Are would-be entrepreneurs letting the funding-equals-success myth stand between them and true success?
Too many startup founders crave the validation of big-name investors and end up buying into the idea that getting venture capital somehow means their business has a better shot.
I became an entrepreneur to own my business and operate it in a way that puts my customers first — not the board. Bootstrapping isn’t for everyone or every business, but the tips below might just help you go the distance.
1. Make the commitment
Bootstrapping your business requires that you’re prepared to forgo outside capital, no matter what. Necessity being the mother of all invention, you’ll be much more determined to generate revenue if there’s no safety net of investor money available.
No investors would have been excited about my co-founder and I changing direction five times. Since we answered to no one, we could make many adjustments that eventually led to success.
2. Protect your time and attention
Ideas have power. Often, your great idea will inspire others to waste your time. Everyone and their cousin will want to “set up a meeting” and “explore some new opportunities.” Fiercely defend your time from people who use words like “collaborate” and “white-label.”
You’re not likely to develop a true shared vision by smashing together your ideas with someone else’s. Instead, meet with people who inspire you and meet with people who have large audiences (customers, traffic, fans, and followers) where potential overlap exists.
Not only will you learn a lot, but those relationships will create marketing channels to reach your future users and customers.
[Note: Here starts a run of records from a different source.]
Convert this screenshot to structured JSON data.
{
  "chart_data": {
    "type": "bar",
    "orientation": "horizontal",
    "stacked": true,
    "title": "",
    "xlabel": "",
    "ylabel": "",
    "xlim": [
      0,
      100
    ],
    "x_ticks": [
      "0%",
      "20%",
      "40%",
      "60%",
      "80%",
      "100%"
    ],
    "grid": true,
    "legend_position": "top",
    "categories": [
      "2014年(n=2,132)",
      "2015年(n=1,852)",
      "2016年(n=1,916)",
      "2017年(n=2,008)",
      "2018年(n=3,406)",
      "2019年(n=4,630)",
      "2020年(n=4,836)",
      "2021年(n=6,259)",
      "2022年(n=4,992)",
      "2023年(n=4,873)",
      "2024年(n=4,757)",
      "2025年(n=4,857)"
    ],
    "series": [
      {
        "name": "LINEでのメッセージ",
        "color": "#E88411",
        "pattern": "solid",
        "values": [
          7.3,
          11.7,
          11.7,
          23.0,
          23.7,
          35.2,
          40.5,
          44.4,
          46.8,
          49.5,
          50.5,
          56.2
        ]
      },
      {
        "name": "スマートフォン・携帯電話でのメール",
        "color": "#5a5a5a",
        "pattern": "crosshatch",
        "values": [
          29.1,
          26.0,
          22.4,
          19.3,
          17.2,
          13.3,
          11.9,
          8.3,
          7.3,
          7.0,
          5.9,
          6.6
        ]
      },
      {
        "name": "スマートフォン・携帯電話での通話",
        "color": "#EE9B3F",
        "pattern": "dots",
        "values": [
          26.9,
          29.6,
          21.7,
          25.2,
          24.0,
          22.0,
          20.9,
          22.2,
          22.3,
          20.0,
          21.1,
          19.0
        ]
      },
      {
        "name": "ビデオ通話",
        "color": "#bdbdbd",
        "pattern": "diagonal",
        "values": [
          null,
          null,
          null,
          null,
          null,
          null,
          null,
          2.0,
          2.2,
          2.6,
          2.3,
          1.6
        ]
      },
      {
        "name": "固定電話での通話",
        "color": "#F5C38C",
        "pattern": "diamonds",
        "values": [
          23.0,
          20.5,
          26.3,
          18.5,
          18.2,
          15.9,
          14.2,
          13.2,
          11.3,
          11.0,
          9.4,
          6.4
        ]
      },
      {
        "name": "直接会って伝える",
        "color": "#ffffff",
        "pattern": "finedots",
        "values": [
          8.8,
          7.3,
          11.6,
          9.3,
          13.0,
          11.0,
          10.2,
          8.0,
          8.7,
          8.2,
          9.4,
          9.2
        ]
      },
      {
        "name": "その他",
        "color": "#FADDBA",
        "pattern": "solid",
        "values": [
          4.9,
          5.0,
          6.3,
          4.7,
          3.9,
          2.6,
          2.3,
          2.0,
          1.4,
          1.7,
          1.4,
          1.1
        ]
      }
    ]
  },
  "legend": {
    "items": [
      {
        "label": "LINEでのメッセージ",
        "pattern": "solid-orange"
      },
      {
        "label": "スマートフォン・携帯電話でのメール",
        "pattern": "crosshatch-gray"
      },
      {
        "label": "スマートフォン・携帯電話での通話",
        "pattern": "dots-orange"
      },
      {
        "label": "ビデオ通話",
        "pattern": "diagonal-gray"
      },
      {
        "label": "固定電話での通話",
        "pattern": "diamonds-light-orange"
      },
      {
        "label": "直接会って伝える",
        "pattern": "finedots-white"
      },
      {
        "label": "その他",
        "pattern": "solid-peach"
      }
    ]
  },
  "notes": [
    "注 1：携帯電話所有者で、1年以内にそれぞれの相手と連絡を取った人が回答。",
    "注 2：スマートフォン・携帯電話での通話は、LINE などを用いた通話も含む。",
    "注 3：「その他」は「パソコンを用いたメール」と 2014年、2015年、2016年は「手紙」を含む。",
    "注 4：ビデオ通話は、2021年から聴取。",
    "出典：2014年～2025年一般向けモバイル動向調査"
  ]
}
3. Make your first dollar ASAP
The information you’ll learn from your first customer is priceless. Knowing their likes, dislikes, and frustrations lets you create a vastly improved experience for your second customer. Never stop measuring and improving your offering.
If you can make $1, repeat the process and make $2. Don’t stop.
Remember: If you build it, they won’t come. You need a population of potential consumers to experiment against. If you don’t get foot traffic with a storefront, begin attracting your potential customers before you open shop. Do this via SEO or social media, and then capture email addresses, fans, and followers.
4. Fail fast, calibrate quickly
Your initial idea can evolve into a different opportunity. Be objective in assessing your business’s viability, and let the data do the talking. Turn the part of your business that works into your core offering.
Our first product concept was CoinPiggy, an online banking app that let friends make deposits toward a predetermined savings goal. Making deposits to your own account didn’t make much sense given the processing fees involved.
However, we liked how friends and family could contribute towards a user’s savings goal. That one feature helped spark what would become crowdfunding, and it resulted in GoFundMe.com.
5. Find your A team
Resist the urge to bring on interns and entry-level employees; they’re not nearly as committed to your company as you are. The oversight and hand-holding will crush your productivity.
Since you are your company’s biggest asset, you need to remain free from distractions that don’t add to the bottom line. Focus on generating enough revenue to bring on true A players.
I purposely handled all customer support for GoFundMe well into 2012. We used the revenue to hire the most talented developer available, and the impact was immediate.
When it came time to hire our first customer support agent, we didn’t. Instead, we hired the best VP of Operations we could find. Six months later, that same VP manages five customer happiness agents and achieves five-minute email response times. Our customer happiness team should double in size by the end of the year, and boy, are we glad all the management, systems, and training materials are already in place.
Brad Damphousse founded GoFundMe, a crowdfunding website for personal causes and life events.